Sébastien Taillard, chef d’orchestre et professeur au conservatoire, revient sur ses terres d’origine pour monter ce projet. Il a réussi à impliquer différents partenaires pour faire découvrir l’opéra au plus grand nombre. Rendez-vous les 6 et 7 avril, salle de Robien, à Saint-Brieuc.
En quoi consiste Le Labopéra Saint-Brieuc Bretagne ?
L’idée est de monter un opéra sur Saint-Brieuc en collaboration avec le maximum d’acteurs du territoire.
Quel est l’objectif ?
L’objectif de ce projet est de permettre au plus grand nombre de découvrir l’opéra et de créer une émulation autour de l’art lyrique. Pour cela, il faut aller à la rencontre du public, faire participer la population, investir des lieux familiers et choisir une œuvre adaptée.
Est-ce la première expérience en France ?
Non, c’est la première en Bretagne ! Le Labopéra Saint-Brieuc Bretagne fait partie du réseau national de La Fabrique opéra qui a été créée en 2007 par le chef d’orchestre Patrick Souillot. Sa mission est à la fois culturelle, sociale et pédagogique. J’ai répondu à un appel à projets de la Fabrique opéra en 2021. Trois projets sur 80 ont été retenus. Saint-Brieuc en fait partie avec Dijon et Perpignan.
Pourquoi avoir ancré Le Labopéra à Saint-Brieuc ?
Tout simplement parce que j’ai grandi à Saint-Brieuc, que toute ma famille y vit encore. J’ai étudié et travaillé à Paris, Genève, Rennes, Nantes, mais j’ai toujours voulu revenir sur mon territoire pour y créer quelque chose. J’ai été douze ans élève au conservatoire de Saint-Brieuc, j’ai fait partie de l’harmonie… C’est ici que mon parcours musical et professionnel s’est construit.
Vous êtes professeur de musique et chef d’orchestre, mais pour Le Labopéra, votre rôle est bien plus large ?
Je serai le chef d’orchestre du Labopéra, mais je travaille sur le projet depuis plus d’un an. En tant que porteur de projet, mon rôle est de fédérer une équipe artistique, mais aussi de créer du lien avec des établissements scolaires, de trouver des mécènes, des partenaires…
Quelles collaborations avez-vous créées sur le territoire ?
La mise en scène est réalisée par Zouliha Magri et Christophe Duffay, du Théâtre du Totem. Les décors et les costumes sont imaginés et fabriqués par des élèves des lycées professionnels Jean-Moulin et Sacré Cœur. Les professeurs et les lycéens sont investis depuis l’année dernière ! Le Labopera fait même partie, pour certains, des épreuves pour le diplôme professionnel. Les auditions et les répétitions des chœurs – constitués de choristes amateurs du territoire – se déroulent à la Villa Carmélie avec qui nous collaborons pour les rôles d’enfants. L’orchestre est composé de 36 instrumentistes professionnels de Saint-Brieuc et alentours… Seuls les dix solistes viennent d’un peu partout en France et même de l’étranger.

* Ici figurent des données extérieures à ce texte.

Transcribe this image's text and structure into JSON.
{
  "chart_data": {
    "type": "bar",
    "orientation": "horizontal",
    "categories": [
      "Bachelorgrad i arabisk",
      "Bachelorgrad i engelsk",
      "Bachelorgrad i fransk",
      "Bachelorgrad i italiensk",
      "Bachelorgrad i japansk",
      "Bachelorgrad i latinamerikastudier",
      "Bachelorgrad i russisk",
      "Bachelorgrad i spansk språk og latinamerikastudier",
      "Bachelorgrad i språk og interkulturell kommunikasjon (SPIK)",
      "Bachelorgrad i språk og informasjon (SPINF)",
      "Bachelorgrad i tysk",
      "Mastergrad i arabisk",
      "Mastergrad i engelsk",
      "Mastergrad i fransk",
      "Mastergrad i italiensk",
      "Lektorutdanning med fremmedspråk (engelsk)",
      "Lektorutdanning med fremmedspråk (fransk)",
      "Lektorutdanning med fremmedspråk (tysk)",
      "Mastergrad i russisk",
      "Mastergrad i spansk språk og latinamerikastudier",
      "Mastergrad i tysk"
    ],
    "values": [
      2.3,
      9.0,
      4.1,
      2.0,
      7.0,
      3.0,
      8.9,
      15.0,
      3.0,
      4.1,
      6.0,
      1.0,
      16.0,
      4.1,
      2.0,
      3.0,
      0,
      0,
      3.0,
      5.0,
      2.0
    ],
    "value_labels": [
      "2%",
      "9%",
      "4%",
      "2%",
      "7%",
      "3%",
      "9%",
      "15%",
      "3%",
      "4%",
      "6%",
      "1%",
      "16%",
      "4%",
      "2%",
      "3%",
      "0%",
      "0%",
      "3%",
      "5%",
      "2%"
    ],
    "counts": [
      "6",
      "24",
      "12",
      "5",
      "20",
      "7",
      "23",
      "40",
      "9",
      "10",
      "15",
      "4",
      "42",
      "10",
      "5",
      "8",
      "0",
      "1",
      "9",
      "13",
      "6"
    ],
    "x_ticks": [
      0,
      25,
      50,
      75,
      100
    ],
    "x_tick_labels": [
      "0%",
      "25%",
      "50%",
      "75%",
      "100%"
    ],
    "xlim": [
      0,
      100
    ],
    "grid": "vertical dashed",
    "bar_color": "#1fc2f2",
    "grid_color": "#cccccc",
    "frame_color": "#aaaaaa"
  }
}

Pourquoi avoir choisi La Flûte enchantée comme opéra ?
C’est un opéra accessible, plutôt gai, avec un chœur et plusieurs niveaux de lecture. Enfin, tout le monde connaît l’air de La Reine de la nuit et Mozart est sans doute le plus connu des compositeurs de la période classique. Pour rendre l’œuvre encore plus abordable, les chants seront en allemand, mais les dialogues et la narration seront en français.
Et enfin, pourquoi la salle de Robien ?
Il nous fallait 900 places et surtout la possibilité d’occuper les lieux pendant 15 jours avant les deux représentations des 6 et 7 avril. Mais cette salle me plaît parce qu’elle n’est pas connotée, qu’elle ne va pas faire peur au public.
Le chœur répète à la Villa Carmélie
Le chœur du Labopéra est constitué d’une trentaine de choristes de Saint-Brieuc et des alentours. Ils répètent toutes les trois ou quatre semaines jusqu’en mars à la Villa Carmélie avec Stéphanie Egret et/ou Elénore Le Lamer, respectivement cheffes de chœur au conservatoire de Saint-Brieuc et dans la région rennaise. « Nous avons sollicité nos élèves et nos réseaux, confie Stéphanie Egret. Mais il nous manque encore quelques voix d’homme... »
Si les choristes engagés sont des amateurs, leur niveau est à la hauteur du projet. « Il faut avoir une appétence pour l’opéra et l’allemand, être prêt à apprendre par chœur tous les chants, à travailler régulièrement entre les répétitions et à être en mouvement sur scène, explique la cheffe de chœur. En outre, La Flûte enchantée, malgré les apparences, est un opéra exigeant musicalement et vocalement. »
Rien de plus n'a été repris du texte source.